How big was Bernie Sanders Michigan win?

Sen. Bernie Sanders's upset victory in Michigan was of historic proportions, but he still lags far behind front-runner Hillary Clinton in the delegate count.

Alan Diaz/AP
Democratic presidential candidate, Sen. Bernie Sanders, (I) of Vermont, smiles during a campaign rally, March 8 in Miami. Sanders's upset victory in Michigan was of historic proportions, but he still lags far behind front-runner Hillary Clinton in the delegate count.

Bernie Sanders’s win in Michigan on Tuesday was a victory of historic proportions. Never before has a candidate with poll deficits the size Sanders faced in the Wolverine State come back to win a contested presidential primary.

The surprise will give his candidacy a yuuge Trump-sized boost, no question. It raises the issue of whether he can win next week in Ohio, Missouri, and Illinois – other Midwest states troubled by industrial decline where polls seem to show Hillary Clinton far ahead.

What the win won’t do is propel Sanders to victory in the overall Democratic nomination contest. (Probably – anything is possible in an election cycle where the GOP front-runner hawks steaks at a press conference.)

But for Sanders the math is daunting. If you count unpledged “superdelegates” who have endorsed Clinton for president, she is now more than halfway to the 2,383 delegates she needs to win the nomination. Remember that she actually increased her delegate lead by 18 on Tuesday, due to her sweeping Mississippi win.  

Sanders is 650 delegates behind. At this point he would need to win around 60 percent of the remaining delegates to claim the crown onstage at the Democratic National Convention in Philadelphia in late July.

That would require a fundamental realignment in the current race. Narrow victories in big states don’t net many delegates. Sanders needs smashing victories to make up his numbers deficit.

That’s unlikely to happen. Unlike Marco Rubio, who has collapsed because he’s everybody’s second choice, Clinton has a rock-solid base coalition of minority, older, and moderate voters. They should support her enough to ensure she can scratch out a victory if she has to.

And she may have to, indeed. Sanders has every incentive to fight this battle to its bitter end. He’s got plenty of money due to his ability to raise cash in small donations. He’s getting lots of attention for his core economic issues. He, too, has a rock-solid voter foundation of white liberals and younger voters.

It’s possible this means the Democratic contest won’t end until the convention. At the left-leaning Washington Monthly, they’ve gamed out upcoming contests based on current polls and voting trends, and that’s their conclusion.
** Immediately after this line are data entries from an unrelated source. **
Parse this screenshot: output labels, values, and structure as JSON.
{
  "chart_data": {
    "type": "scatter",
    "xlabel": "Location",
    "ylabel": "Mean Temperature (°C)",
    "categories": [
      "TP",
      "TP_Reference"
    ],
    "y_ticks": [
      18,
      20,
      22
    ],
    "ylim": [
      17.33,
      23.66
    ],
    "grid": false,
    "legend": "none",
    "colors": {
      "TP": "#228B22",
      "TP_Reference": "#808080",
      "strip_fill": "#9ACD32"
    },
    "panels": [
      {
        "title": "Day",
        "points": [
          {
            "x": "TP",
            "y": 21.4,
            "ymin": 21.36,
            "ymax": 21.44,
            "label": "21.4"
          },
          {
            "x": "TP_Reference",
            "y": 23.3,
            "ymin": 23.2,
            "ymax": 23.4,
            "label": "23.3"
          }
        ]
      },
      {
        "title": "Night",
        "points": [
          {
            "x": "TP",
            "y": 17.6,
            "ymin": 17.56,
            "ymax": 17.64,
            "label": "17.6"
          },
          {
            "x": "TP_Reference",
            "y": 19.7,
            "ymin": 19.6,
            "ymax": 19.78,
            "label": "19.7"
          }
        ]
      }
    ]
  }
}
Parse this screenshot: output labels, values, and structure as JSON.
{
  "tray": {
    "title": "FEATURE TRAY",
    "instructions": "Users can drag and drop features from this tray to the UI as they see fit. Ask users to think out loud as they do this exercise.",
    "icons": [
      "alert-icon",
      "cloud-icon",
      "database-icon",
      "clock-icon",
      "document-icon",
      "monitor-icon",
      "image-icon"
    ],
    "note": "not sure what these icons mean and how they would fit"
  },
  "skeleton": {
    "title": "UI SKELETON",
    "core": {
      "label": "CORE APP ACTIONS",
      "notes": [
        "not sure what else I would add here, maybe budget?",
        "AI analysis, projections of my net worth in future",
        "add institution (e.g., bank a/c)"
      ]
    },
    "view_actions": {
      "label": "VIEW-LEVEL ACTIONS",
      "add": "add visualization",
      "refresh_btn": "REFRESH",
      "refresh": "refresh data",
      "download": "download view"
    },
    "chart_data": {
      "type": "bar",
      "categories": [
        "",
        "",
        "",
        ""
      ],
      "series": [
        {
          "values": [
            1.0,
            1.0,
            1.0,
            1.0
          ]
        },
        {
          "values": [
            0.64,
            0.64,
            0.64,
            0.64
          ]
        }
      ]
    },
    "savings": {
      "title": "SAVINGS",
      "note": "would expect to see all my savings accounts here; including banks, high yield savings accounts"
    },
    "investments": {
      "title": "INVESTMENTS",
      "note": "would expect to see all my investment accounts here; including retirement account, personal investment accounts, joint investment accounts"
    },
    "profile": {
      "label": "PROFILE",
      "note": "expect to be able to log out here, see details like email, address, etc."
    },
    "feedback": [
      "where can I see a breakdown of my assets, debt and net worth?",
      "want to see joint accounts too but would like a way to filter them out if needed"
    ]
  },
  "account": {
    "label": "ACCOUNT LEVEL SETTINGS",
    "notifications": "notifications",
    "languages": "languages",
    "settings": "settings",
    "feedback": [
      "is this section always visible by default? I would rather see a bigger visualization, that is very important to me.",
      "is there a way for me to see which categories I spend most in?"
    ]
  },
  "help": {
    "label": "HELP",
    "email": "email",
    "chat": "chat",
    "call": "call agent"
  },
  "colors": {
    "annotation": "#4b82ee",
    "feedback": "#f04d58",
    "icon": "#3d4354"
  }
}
Clinton will win a majority of the pledged delegates from states and caucuses, but fall just short of 2,383, in this calculation. Then at the convention her superdelegates will push her over the victory threshold.

The superdelegates aren’t pledged, so they’re free to bolt for Sanders, even if they’ve endorsed Clinton. They’re unlikely to do that, though, unless she stumbles and actually falls behind Sanders in the pledged delegate count.

The bottom line: the Democratic race is not getting wrapped up quickly. It may last longer than the corresponding GOP contest. The Michigan victory shows Sanders can hang around for quite a while.

“Sanders might want to lower the heat a bit to make it easier to unify the party later, but he’s still got plenty to fight for and so do his supporters,” writes Martin Longman of the Washington Monthly.